Memperhatikan hal di atas, maka ada setidaknya lima strategi yang dapat dilakukan untuk mengerek kinerja ekspor sehingga Indonesia dapat menjadi negara perikanan unggul di Asia Tenggara. Strategi tersebut secara ringkas sebagai berikut:
 
1. Penguatan struktur perikanan (tangkap dan budidaya) sehingga dapat menjamin pasokan yang memenuhi kriteria mutu dan keamanan pangan; serta cukup untuk memenuhi konsumsi maupun sebagai bahan baku UPI ekspor. Di bidang perikanan tangkap, revitalisasi armada penangkapan sehingga dapat menangkap ke ZEE atau laut lepas merupakan salah satu upaya utama. Perbaikan infrastruktur, penyediaan benih berkualitas dan alternatif tepung ikan menjadi upaya yang diutamakan untuk perikanan budidaya. Penataan pesisir dengan memperhatikan kepentingan perikanan budidaya sangat diperlukan sehingga lingkungannya dapat dikelola secara terpadu.  
 
 
2. Penguatan pasar dalam negeri sehingga dapat menghela pelaku usaha, terutama bagi UKM agar mengembangkan skala usahanya dan dapat lebih berkiprah dalam memanfaatkan sumberdaya kelautan dan perikanan. Fasilitasi permodalan melalui berbagai skema dan peningkatan kapasitas merupakan langkah yang perlu diambil untuk penguatan UKM. Pendampingan perlu dberikan kepada UKM tertentu agar dapat melakukan ekspor ke negara-negara ASEAN.
 
 
3. Penguatan unggulan ekspor secara terstruktur didukung dengan fasilitasi yang diperlukan. Jenisnya tidak perlu banyak namun digarap dengan lebih serius dari hulu sampai hilir dengan melibatkan sektor lain. Selama bertahun-tahun komoditas unggulan Indonesia tidak berbeda dengan ketiga negara pesaing di Asia Tenggara. Indonesia tetap perlu mencontoh Viet Nam yang sangat serius dan all out dengan udang, tuna dan patin (Pangasius), Thailand dengan udang dan tuna, serta Filipina dengan rumput laut dan tuna. 
 
 
4. Perluasan dan penguatan pasar ekspor untuk diversifikasi, dengan memperkuat pasar ekspor tradisional, sedangkan pasar prospektif seperti Amerika Latin dan Timur Tengah harus ditembus. Untuk mempermudah ekspor ke negara tetangga, perlu dipikirkan pembukaan jalur ekspor di SKPT pulau-pulau terdepan, sehingga akan mengurangi biaya transportasi ke negara tujuan terdekat. 
 
 
5. Penguatan diplomasi perikanan di ASEAN dengan mengutamakan kedaulatan untuk merintis jalan menjadi fisheries leader di ASEAN. Upaya ini juga untuk menegaskan komitmen Indonesia terhadap pelaksanaan perikanan yang bertanggung jawab, seraya menggalang kerjasama di antara negara-negara ASEAN untuk kelestarian sumberdaya ikan di kawasan.

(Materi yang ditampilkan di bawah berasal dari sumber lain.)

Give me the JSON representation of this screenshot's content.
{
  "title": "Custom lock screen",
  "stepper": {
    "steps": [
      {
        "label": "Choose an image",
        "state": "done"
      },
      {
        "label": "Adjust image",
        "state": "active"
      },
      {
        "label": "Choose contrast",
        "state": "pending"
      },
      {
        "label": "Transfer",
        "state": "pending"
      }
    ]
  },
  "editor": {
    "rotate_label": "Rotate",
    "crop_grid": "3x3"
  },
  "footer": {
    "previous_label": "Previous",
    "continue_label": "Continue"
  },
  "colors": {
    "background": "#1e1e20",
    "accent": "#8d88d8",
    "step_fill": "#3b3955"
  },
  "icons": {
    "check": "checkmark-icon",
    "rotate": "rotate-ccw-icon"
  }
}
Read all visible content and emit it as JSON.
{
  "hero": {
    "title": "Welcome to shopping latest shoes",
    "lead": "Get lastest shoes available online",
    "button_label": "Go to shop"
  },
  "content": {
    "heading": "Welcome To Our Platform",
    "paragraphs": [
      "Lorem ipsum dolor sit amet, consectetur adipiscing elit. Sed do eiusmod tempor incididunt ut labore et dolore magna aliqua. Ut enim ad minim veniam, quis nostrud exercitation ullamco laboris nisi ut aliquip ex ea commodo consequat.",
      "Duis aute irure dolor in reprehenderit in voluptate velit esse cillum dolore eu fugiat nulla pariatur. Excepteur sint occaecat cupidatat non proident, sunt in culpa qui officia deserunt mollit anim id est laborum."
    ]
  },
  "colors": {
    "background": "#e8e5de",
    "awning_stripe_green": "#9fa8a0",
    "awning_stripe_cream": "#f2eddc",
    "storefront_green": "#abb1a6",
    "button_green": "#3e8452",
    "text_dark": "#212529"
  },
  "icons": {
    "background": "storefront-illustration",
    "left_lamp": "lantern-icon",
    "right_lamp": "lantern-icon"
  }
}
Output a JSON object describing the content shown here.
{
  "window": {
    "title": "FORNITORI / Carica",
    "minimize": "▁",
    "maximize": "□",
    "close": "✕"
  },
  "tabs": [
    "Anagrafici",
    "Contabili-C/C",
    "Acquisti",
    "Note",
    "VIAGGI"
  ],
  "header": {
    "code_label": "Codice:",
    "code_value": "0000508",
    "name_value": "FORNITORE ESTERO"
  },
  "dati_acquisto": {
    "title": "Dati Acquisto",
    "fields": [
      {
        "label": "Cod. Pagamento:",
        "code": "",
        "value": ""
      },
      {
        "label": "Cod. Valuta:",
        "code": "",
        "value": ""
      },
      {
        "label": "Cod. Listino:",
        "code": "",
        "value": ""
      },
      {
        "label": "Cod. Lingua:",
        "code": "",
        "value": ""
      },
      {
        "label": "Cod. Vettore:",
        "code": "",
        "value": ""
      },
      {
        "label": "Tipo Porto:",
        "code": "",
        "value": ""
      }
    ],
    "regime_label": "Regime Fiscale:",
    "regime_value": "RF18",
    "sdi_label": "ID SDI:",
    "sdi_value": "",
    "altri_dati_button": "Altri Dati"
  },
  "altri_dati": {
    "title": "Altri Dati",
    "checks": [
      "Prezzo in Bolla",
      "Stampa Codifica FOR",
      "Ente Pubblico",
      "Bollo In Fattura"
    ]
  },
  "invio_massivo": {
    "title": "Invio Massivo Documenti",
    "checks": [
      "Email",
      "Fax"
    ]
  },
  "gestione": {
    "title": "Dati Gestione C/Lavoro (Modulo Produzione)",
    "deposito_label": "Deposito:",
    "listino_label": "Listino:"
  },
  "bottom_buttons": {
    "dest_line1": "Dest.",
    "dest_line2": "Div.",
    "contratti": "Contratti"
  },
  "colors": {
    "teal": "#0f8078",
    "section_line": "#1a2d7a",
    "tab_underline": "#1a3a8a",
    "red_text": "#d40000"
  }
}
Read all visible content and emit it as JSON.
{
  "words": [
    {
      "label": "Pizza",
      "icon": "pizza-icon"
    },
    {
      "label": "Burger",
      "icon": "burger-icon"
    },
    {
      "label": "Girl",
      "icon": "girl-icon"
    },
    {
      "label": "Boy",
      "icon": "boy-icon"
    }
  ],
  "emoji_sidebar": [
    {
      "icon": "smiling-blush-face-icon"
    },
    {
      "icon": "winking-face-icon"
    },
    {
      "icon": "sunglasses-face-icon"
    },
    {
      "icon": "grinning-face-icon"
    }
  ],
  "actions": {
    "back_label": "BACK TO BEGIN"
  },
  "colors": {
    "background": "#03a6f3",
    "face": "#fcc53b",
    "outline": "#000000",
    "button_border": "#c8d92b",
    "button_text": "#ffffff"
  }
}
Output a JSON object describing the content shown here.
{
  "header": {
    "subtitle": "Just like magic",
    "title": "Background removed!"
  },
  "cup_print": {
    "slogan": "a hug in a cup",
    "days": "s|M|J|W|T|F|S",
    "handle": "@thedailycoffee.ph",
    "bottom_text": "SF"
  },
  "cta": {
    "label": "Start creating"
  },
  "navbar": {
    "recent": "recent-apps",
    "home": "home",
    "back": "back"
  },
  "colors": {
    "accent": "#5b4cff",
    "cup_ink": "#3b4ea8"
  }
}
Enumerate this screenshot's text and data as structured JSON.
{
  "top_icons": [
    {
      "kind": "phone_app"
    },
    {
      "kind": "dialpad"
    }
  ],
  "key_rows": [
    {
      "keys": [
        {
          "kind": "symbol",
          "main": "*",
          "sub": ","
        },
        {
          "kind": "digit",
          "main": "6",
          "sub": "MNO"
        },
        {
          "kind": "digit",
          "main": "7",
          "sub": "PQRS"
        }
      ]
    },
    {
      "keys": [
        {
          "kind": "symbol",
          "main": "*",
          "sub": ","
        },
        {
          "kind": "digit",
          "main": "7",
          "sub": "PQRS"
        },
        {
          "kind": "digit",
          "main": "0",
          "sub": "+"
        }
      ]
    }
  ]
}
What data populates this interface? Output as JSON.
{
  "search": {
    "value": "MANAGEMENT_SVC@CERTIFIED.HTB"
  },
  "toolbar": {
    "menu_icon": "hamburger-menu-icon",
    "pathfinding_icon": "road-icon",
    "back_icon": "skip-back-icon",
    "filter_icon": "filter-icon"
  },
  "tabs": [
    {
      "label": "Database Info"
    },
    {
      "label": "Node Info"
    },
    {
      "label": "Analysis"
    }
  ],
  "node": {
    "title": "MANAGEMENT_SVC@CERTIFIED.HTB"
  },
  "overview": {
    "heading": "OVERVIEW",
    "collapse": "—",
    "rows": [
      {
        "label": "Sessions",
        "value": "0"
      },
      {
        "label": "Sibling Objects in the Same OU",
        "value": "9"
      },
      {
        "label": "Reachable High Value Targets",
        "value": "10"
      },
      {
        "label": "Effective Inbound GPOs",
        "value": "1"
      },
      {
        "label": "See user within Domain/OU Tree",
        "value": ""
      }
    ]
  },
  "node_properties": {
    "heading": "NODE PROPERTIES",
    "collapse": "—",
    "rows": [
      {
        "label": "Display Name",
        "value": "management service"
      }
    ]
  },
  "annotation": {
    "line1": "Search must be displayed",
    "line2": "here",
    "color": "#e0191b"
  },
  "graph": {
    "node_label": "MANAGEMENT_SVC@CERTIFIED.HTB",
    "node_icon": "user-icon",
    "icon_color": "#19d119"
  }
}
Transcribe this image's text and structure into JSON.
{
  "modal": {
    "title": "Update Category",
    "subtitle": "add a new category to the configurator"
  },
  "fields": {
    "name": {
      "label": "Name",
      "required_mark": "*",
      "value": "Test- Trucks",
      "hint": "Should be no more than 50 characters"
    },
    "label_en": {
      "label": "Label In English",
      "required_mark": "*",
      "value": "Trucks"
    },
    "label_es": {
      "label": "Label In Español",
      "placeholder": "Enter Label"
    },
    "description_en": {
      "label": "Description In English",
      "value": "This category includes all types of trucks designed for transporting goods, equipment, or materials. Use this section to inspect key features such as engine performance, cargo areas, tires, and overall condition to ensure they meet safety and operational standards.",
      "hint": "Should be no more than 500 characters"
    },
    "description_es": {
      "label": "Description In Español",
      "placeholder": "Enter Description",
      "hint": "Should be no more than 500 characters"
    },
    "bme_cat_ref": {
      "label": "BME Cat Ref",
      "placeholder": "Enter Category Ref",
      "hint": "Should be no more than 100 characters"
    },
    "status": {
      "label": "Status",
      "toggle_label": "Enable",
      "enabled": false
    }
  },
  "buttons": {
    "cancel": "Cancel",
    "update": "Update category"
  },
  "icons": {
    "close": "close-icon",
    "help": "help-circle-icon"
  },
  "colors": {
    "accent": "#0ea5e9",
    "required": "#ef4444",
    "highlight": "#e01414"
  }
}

Diplomasi juga diperlukan untuk menggarap posisi bersama (common position) menghadapi hambatan perdagangan ikan di pasar eksternal ASEAN. Pada saat yang sama, Kedutaan Besar RI di setiap negara Anggota ASEAN dapat dititipi tambahan tugas untuk mencermati dinamika kebijakan perikanan di negara setempat.
 
 
Kelima strategi tersebut bisa dijalankan dan membawa hasil yang diharapkan manakala ada konsistensi kebijakan dengan keberpihakan yang kuat terhadap industri dalam negeri serta sinergi lintas sektor dan pemangku kepentingan (stakeholder) lain termasuk dengan para pelaku usaha. Sudah saatnya kita menjadi juaranya di Asia Tenggara. Kapan lagi?